The Variable Neither Side Controls

The most instructive backdrop to these sessions sits entirely outside either government's control. The Iran war has pushed China's raw material input cost index up 3.5% in April year-on-year, choked Asia-Europe shipping lanes, and created port congestion that no tariff agreement can resolve. For Chinese manufacturers, an energy shock compounding a shipping crisis is a more immediate operational problem than any levy schedule being discussed in Beijing today.

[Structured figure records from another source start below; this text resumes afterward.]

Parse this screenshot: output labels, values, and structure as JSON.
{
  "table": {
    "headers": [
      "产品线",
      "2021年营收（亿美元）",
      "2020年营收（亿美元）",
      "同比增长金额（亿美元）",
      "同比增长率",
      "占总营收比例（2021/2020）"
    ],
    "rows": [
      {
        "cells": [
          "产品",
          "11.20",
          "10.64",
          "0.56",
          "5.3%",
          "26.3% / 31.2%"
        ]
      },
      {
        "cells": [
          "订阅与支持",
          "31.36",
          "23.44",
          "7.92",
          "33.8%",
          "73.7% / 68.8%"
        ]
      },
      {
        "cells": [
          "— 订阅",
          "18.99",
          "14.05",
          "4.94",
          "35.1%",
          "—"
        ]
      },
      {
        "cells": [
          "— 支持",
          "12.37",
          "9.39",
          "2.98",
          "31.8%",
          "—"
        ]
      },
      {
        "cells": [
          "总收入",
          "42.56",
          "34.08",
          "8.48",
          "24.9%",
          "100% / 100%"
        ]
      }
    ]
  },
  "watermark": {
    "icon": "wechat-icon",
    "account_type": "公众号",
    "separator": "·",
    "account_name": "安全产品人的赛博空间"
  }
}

It has, however, produced a rare area of genuine shared interest. Both Washington and Beijing want the Strait of Hormuz open. That convergence may ultimately prove more durable than anything formally agreed across the negotiating table, precisely because it is not a concession either side has to make. It is a problem both already have.

What a Successful Summit Actually Looks Like

Against that backdrop, the realistic measure of success is not a transformational agreement but a reduction in escalation risk. A structured agricultural purchase arrangement, early architecture for a Board of Trade, and some form of technology access dialogue would constitute a substantive outcome by any reasonable standard. That combination gives Trump a domestic commercial narrative, gives Beijing incremental relief on its formal priorities, and gives capital markets the one thing they are most short of right now: a reduction in policy uncertainty across sectors carrying hundreds of billions in bilateral Revenue exposure.

Anything less leaves the underlying tensions intact. The broader lesson China's export sector has absorbed over two years is a simple one: dependency on any single market is a Liability, and friction is the permanent condition, not the exception. The summit will not reverse that calculus. What it can do, at best, is make the friction easier to plan around.